The Arditti String Quartet opened the New Music Dublin Festival, an appropriate place to perform on the eve of their 40th anniversary as an ensemble. “New music” could be the Arditti’s middle name; it has adventurously championed contemporary repertoire throughout an illustrious career. The quartet’s virtuoso musicality was as breathtaking as ever. The chosen programme challenged the hall’s audience, clearly comprising lovers of new music, young and not so young, spiced with a number of international academics attending a conference on new composition organized by Trinity College Dublin in conjunction with the festival.

Arditti Quartet © Lukas Beck
Arditti Quartet
© Lukas Beck

Arditti opened with Georg Friedrich Haas' String Quartet no. 1 from 2012. Meticulously retuned strings, continuous harmonics and overtones and long nuanced lines of intricate rhythms certainly presented a technical challenge for the ensemble, yet their performance was so convincing and relaxed, we too could relax and enjoy the burst of splendid new sounds Haas conjured up. The piece may not be performed too often which is a pity, but quite understandable due to the virtuosity it requires. Irvine Arditti played a double role, conducting with his scroll to keep the quartet together throughout both completely composed sections and those where Haas left development to the improvisational discretion of the players.

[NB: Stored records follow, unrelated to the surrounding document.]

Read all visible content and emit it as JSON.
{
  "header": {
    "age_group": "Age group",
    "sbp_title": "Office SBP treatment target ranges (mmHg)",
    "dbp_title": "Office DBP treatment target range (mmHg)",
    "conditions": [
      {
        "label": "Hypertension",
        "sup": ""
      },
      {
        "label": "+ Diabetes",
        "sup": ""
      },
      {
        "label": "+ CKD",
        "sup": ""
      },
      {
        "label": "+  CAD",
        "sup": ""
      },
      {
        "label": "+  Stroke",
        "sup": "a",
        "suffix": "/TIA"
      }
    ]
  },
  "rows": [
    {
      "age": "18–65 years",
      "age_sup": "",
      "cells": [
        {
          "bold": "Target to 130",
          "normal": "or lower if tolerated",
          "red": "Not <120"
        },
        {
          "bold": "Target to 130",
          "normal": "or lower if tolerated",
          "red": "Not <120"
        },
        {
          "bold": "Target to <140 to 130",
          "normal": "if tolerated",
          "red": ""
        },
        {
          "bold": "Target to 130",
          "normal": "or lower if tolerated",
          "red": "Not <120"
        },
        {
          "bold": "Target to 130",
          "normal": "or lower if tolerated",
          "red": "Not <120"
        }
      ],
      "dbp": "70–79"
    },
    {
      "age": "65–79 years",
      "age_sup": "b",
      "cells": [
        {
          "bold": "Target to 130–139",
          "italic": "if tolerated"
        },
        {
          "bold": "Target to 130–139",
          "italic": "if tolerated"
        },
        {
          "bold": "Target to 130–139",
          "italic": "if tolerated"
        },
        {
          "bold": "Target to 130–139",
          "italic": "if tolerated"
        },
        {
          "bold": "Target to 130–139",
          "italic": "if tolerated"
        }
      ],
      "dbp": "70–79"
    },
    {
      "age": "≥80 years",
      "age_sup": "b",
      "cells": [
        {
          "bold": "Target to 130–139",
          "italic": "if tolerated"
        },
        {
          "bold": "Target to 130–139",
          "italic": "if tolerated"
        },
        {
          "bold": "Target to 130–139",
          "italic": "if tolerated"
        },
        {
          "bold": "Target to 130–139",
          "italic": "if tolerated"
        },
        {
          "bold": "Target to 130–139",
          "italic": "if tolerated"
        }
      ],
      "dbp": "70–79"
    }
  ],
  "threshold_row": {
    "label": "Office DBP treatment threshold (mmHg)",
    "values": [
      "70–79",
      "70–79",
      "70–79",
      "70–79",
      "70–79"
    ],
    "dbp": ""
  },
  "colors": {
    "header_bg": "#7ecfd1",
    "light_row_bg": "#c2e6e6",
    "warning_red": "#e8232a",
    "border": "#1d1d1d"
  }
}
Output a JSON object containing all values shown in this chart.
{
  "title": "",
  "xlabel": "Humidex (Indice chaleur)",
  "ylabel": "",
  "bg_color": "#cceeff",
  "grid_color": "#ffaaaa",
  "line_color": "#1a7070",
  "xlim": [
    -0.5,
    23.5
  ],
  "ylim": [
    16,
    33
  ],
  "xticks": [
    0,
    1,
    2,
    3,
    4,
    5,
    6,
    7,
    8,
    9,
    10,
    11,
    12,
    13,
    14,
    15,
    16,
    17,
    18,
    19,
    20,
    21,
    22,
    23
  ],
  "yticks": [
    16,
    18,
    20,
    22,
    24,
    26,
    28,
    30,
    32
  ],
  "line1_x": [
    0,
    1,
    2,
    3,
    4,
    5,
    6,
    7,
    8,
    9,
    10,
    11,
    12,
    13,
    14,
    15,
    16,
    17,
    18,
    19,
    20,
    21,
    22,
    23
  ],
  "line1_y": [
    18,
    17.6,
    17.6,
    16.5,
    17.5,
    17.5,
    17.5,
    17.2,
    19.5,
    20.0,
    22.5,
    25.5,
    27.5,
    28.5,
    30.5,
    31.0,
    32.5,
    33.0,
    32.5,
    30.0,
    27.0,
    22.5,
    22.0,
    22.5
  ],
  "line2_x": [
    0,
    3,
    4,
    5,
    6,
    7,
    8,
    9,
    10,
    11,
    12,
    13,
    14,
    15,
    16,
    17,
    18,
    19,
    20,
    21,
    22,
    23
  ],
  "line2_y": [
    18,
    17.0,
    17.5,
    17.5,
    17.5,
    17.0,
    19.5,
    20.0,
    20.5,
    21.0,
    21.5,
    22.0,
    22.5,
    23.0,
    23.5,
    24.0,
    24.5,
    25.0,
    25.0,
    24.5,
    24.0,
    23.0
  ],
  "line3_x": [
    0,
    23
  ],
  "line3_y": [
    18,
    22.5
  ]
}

After half an hour of harmonic complexity, our spirits were tested as the second piece programmed started off from exactly the same foot. Also from 2012, Hans Abrahamsen’s String Quartet no. 4 in no way measured up to what had preceded it. Admittedly a hard act to follow, the comparison was truly painful despite Arditti’s complete dedication. The festival programmer Donnacha Dennehy had the wonderful idea to engage the composers to supply programme notes, yet in the case of Abrahamsen, reading that this piece had taken 20 years to complete only strengthened the impression that it was a tough labor of love. It was difficult to appreciate this challenging quartet, despite perfect performance.

It was disappointing to programme a work from 1983 in a new music festival 2014. The concert ended with a delicious and rousing performance of Iannis Xenakis' Tetras, the most convincing, forceful work heard by far. Can we still call this new music? The structure, narrative and creativity of sounds in this piece, now in its golden years, emerged in the inspired and competent hands of the Arditti Quartet as, ironically, the evening’s breath of fresh air.